First came the horrible secrets, bursting from the vault of my mind, fluttering down my skull and through my mouth. I dialed numbers I hadn’t dialed for ages, let them slip through the telephone lines and knew, by the time I set the phone down, that a little taste of Hell was erupting on the other end.
Then the harmful secrets came out, slithering like snakes, as I walked across the street of my neighborhood, screaming them for the world to hear; the terrible people who had made me a victim to their secrets hot on my heels.
Lastly, the harmless ones, that I whispered to them and made me smile. But as I stood there, the archives of my mind emptied, the drawers broken, it was then that the padlocks of the terrible secrets gave way and I knew that inside their containment, the chains had rusted into nothing and the walls had given way. I thought of the doors bursting open and the bloated things inside move.
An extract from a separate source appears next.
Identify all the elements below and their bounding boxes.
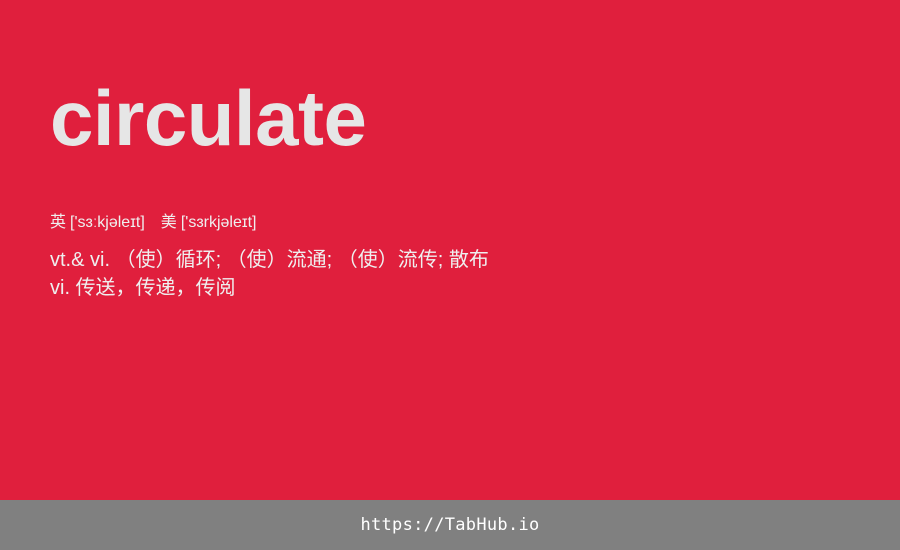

I let them out in the police station, at the desk clerk, unable to control them. I saw the woman behind the counter look at me even as she wrote them down in horror, as she found out about the unspeakable vices of priests, the revenge schemes of policemen, the hidden crimes of teachers and doctors alike.
I let them all out and by the time I was done, my mind was empty and I was alone inside my head, with my memories and thoughts. I collapsed and slept on the floor of the police station.
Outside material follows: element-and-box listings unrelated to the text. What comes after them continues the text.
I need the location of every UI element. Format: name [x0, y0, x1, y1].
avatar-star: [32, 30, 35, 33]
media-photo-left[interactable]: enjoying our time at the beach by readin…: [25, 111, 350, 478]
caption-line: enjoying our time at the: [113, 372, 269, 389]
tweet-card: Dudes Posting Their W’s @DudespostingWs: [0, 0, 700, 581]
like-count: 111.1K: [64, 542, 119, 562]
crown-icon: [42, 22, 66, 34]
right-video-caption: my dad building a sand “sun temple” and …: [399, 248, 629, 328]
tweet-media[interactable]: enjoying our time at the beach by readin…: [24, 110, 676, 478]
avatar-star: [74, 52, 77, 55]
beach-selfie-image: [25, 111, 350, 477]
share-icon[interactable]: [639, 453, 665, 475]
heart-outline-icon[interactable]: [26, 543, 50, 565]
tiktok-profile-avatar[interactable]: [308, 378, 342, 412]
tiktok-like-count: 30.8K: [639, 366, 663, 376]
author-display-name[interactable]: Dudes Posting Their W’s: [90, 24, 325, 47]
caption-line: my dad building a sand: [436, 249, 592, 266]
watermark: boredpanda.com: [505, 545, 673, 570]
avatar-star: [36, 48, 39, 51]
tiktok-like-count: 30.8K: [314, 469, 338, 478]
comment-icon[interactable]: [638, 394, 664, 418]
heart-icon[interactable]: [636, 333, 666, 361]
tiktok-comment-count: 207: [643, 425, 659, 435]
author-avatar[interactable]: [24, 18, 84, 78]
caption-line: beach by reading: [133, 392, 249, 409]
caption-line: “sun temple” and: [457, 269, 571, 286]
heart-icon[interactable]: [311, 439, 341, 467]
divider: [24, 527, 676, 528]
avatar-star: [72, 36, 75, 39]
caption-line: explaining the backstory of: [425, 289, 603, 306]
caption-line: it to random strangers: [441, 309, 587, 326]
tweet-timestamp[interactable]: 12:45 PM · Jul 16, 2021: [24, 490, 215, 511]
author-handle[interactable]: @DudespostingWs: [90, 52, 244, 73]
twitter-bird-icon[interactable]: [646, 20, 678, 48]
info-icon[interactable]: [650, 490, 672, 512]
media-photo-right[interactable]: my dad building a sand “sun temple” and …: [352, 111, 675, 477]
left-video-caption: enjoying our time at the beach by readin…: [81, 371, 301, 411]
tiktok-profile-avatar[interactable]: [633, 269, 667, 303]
I was thankful for the cell they’d provided for me when I woke up the next day. I could already smell the taste of bile and poison in the air and knew that my hometown was struck with a terrible disease: the disease of secrets unleashed. I imagined them released now, coiling long snake tails round the backs of every man and woman, their fingers forcing their eyes and mouths open, pinning down their arms so they could not shut themselves out from the world.
I did not feel regret or remorse. I was dragged from one police investigation to another, from one court trial to the next and there I was, testifying and turning secrets into well-known truths. By the end of the year, my home town had turned into a quiet little Hell. By the summer of the next, it was empty as if the soil had been poisoned by pesticides and the water by deadly contaminants.
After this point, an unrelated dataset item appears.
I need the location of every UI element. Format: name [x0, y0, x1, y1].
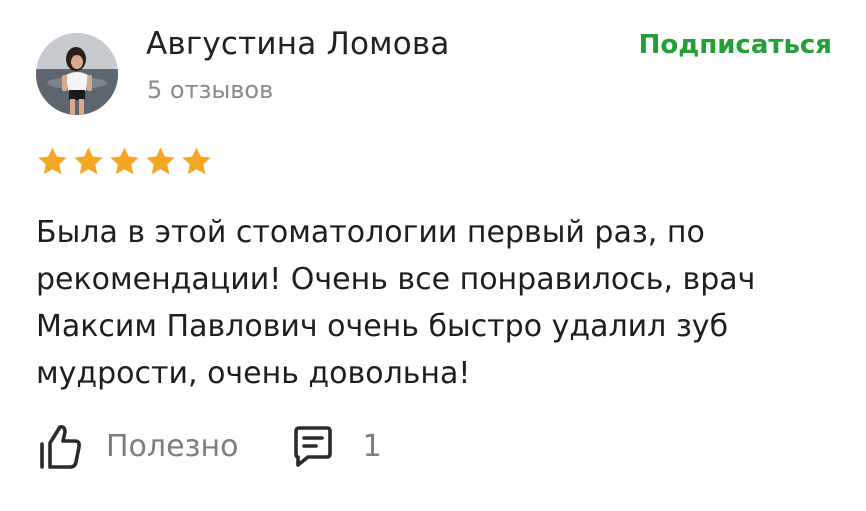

My mother took this disaster as bad as everyone else and blamed me. I do not blame her. After all, it was I who tore down the place she had lived and loved. But I have no regrets. People do not entrust me their secrets now. If anything, they avoid me. I have found myself enjoying this isolation, this silence and calm both inside and outside my mind.
I sleep now and dream that I am myself, untainted by their secrets. It’s lonely, but it’s peaceful.